The power of her education of syncretism is that she allows Tony to decide for himself, not imposing her own feelings on him and protecting him from too much influence from others. Even though Tony doubts the Catholic Church, he cannot bring himself to solely believe in the golden carp or in God.
After the body is pulled from the water, Antonio kneels beside it, makes the sign of the cross, and prays an Act of Contrition. Moreover, Maria chooses to shape her dream as she sees fit: instead of telling Antonio that the Luna priest was also the father, she creates a holier vision of a priest who remains physically pure.
Ultima bags the vile mixture and plans to burn it at the site where the dancing took place.Post navigation. Although Samuel teaches the legend of the golden carp to him, Tony is reluctant to believe at first because of his former education in Catholicism. The priest, however, proclaims that Antonio is not innocent at all and must achieve innocence through holy communion with God. Florence needs at least one god, one that can bring beauty into his life. The changes in their personalities teach Tony that the world is bigger than just his household. While Antonio strives to emulate his brothers, his brothers in turn have their own expectations for him. His increasing understanding of sex between men and women that resulted from his last experience with his brothers is attended by fears of loss of innocence, a viewpoint attributed to his mother. She thrives on all sources of power, balancing them to her advantage.

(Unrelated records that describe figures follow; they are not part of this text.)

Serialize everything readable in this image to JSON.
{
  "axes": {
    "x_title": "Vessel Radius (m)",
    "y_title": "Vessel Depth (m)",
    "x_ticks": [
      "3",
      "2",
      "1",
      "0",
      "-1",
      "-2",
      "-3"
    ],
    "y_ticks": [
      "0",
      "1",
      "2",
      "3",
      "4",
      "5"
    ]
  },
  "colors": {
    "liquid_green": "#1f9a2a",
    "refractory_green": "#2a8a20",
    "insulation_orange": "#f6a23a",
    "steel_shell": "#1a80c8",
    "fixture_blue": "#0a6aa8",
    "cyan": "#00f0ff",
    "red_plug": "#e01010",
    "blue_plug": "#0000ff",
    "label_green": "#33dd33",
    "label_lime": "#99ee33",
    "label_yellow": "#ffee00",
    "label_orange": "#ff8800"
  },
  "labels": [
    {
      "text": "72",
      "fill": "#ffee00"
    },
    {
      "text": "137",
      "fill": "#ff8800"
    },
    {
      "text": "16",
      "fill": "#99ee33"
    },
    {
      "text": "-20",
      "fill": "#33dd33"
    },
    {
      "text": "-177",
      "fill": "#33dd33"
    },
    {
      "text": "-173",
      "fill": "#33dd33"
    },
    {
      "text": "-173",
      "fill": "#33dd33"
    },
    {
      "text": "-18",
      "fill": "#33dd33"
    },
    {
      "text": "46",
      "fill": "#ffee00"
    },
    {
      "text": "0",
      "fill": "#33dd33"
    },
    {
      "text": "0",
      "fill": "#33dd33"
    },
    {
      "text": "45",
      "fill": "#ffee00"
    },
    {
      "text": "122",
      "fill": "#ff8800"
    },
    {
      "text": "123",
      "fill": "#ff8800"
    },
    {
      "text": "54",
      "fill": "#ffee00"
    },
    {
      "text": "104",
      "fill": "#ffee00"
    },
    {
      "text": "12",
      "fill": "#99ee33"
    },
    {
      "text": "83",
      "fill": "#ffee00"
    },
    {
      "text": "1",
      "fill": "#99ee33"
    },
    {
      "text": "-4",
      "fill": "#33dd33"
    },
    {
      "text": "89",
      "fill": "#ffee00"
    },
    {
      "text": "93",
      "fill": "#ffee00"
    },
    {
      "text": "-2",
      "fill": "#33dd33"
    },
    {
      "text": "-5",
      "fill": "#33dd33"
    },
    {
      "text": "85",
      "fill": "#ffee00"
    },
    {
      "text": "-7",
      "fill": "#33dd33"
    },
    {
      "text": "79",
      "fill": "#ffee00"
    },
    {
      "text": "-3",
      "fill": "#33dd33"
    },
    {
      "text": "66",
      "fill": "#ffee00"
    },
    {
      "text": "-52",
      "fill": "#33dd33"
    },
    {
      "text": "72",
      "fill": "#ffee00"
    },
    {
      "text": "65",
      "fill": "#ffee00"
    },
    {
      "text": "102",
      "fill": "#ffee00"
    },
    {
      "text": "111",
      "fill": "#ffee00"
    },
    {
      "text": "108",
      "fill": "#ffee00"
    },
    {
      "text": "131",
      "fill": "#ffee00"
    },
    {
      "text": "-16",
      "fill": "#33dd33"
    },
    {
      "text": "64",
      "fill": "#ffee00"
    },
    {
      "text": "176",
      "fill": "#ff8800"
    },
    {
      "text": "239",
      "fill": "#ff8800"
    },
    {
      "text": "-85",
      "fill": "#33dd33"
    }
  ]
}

Then the silence was shattered with the thunder of hoof-beats; vaqueros surrounded the small house. This experience shows Antonio that he may not be suited to life as a priest.

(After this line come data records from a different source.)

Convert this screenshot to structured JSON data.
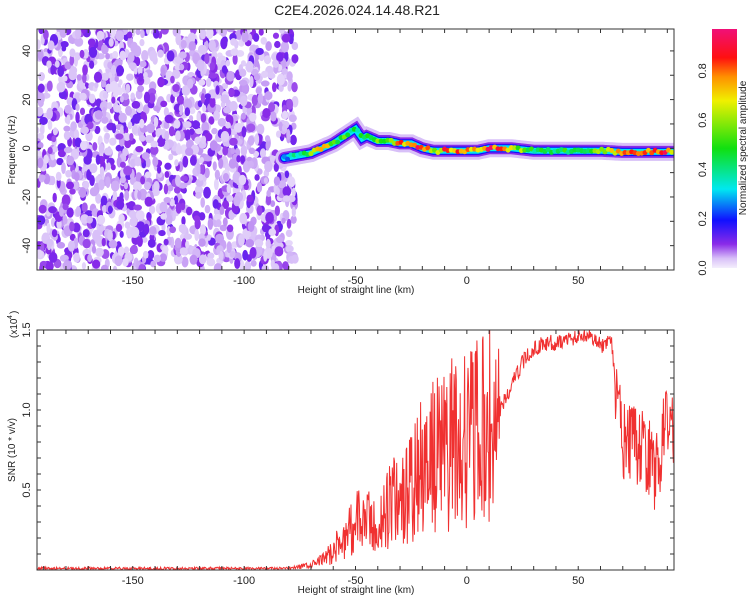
{
  "title": "C2E4.2026.024.14.48.R21",
  "chart_data": [
    {
      "type": "heatmap",
      "title": "C2E4.2026.024.14.48.R21",
      "xlabel": "Height of straight line (km)",
      "ylabel": "Frequency (Hz)",
      "xlim": [
        -193,
        93
      ],
      "ylim": [
        -50,
        49
      ],
      "xticks": [
        "-150",
        "-100",
        "-50",
        "0",
        "50"
      ],
      "xtick_values": [
        -150,
        -100,
        -50,
        0,
        50
      ],
      "yticks": [
        "40",
        "20",
        "0",
        "-20",
        "-40"
      ],
      "ytick_values": [
        40,
        20,
        0,
        -20,
        -40
      ],
      "noise_region_km": [
        -193,
        -80
      ],
      "noise_amplitude_range": [
        0.0,
        0.12
      ],
      "ridge": {
        "x": [
          -82,
          -76,
          -70,
          -65,
          -60,
          -55,
          -50,
          -47,
          -45,
          -40,
          -35,
          -30,
          -25,
          -20,
          -15,
          -10,
          -5,
          0,
          5,
          10,
          15,
          20,
          30,
          40,
          50,
          60,
          70,
          80,
          90
        ],
        "frequency": [
          -4,
          -3,
          -2,
          0,
          2,
          5,
          8,
          4,
          5,
          3,
          3,
          2,
          2,
          0,
          -1,
          -1,
          -1,
          -1,
          -1,
          0,
          0,
          0,
          -1,
          -1,
          -1,
          -1,
          -1.5,
          -1.5,
          -1.5
        ],
        "amplitude": [
          0.25,
          0.45,
          0.6,
          0.85,
          0.6,
          0.6,
          0.45,
          0.55,
          0.5,
          0.6,
          0.6,
          0.85,
          0.9,
          0.95,
          0.6,
          0.85,
          0.9,
          0.9,
          0.85,
          0.9,
          0.85,
          0.7,
          0.5,
          0.5,
          0.55,
          0.6,
          0.8,
          0.9,
          0.9
        ]
      },
      "colorbar": {
        "label": "Normalized spectral amplitude",
        "ticks": [
          "0.0",
          "0.2",
          "0.4",
          "0.6",
          "0.8"
        ],
        "tick_values": [
          0.0,
          0.2,
          0.4,
          0.6,
          0.8
        ],
        "range": [
          0,
          0.97
        ]
      }
    },
    {
      "type": "line",
      "xlabel": "Height of straight line (km)",
      "ylabel": "SNR (10 * v/v)",
      "yscale_label": "(x10",
      "yscale_exp": "4",
      "xlim": [
        -193,
        93
      ],
      "ylim": [
        0,
        1.5
      ],
      "xticks": [
        "-150",
        "-100",
        "-50",
        "0",
        "50"
      ],
      "xtick_values": [
        -150,
        -100,
        -50,
        0,
        50
      ],
      "yticks": [
        "0.5",
        "1.0",
        "1.5"
      ],
      "ytick_values": [
        0.5,
        1.0,
        1.5
      ],
      "series": [
        {
          "name": "SNR",
          "color": "#f03030",
          "x": [
            -193,
            -150,
            -100,
            -80,
            -75,
            -70,
            -65,
            -60,
            -55,
            -50,
            -45,
            -40,
            -35,
            -30,
            -25,
            -20,
            -15,
            -10,
            -5,
            0,
            5,
            10,
            15,
            20,
            25,
            30,
            35,
            40,
            45,
            50,
            55,
            60,
            65,
            67,
            70,
            75,
            80,
            85,
            90,
            93
          ],
          "values": [
            0.01,
            0.01,
            0.01,
            0.01,
            0.02,
            0.03,
            0.06,
            0.12,
            0.2,
            0.3,
            0.3,
            0.25,
            0.4,
            0.45,
            0.5,
            0.65,
            0.7,
            0.75,
            0.8,
            0.82,
            0.85,
            0.9,
            1.0,
            1.15,
            1.3,
            1.38,
            1.42,
            1.42,
            1.44,
            1.46,
            1.48,
            1.4,
            1.42,
            1.1,
            0.8,
            0.78,
            0.75,
            0.6,
            0.95,
            0.9
          ]
        }
      ]
    }
  ]
}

Analysis: Quince—Dieciocho 15—18 In these chapters, it becomes clear to Antonio that social prejudice and entrenched assumptions often unfairly determine the course of justice. Ultima assures him that not every type of faith is mutually exclusive, and Antonio is able to use the same lesson in dealing with the conflicting cultures in his life.

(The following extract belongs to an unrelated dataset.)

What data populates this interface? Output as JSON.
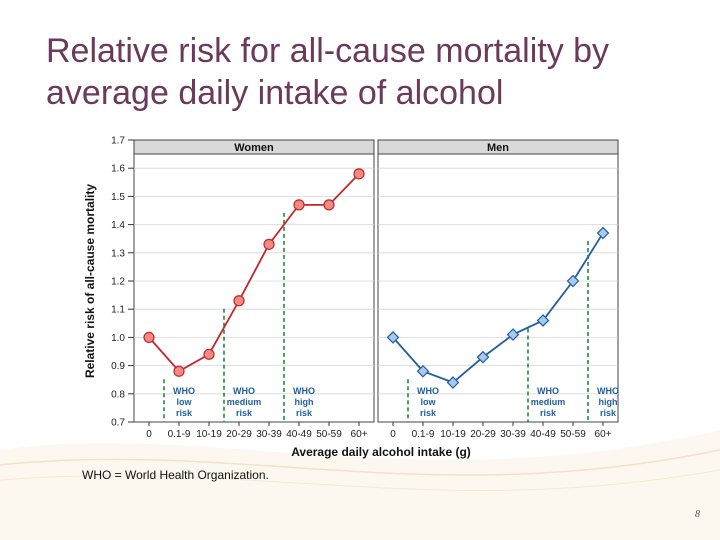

As Tony learns all beliefs are bound together into a balanced system, he also realizes that, when the balance is disturbed, it must be restored, as with the deaths of Tenorio and Ultima.When the brothers return and the family is once more complete, things have still changed from the way that they were. Myth Myth is a very important theme in the novel because it is an underlying presence in the culture that surrounds Antonio. Cico believes in many gods; the god of the Catholic Church, he says, is a jealous god who cannot live in peace with the other gods. Although this seems to make Maria happy, little does she realize that being a man of learning requires Tony to analyze and question seemingly concrete beliefs, such as religion and family heritage. This prehistoric past links Antonio to the physical landscape in powerful ways. The Lunas represent the indigenous people, tied to the earth by their farming; whereas, the Marez represent the conquistadors, freely roaming the llano. The Virgin? Their poles set, Samuel tells Antonio that it is bad luck to fish for carp because long ago, when the world was young, the people in this region were given all they desired because they were faithful.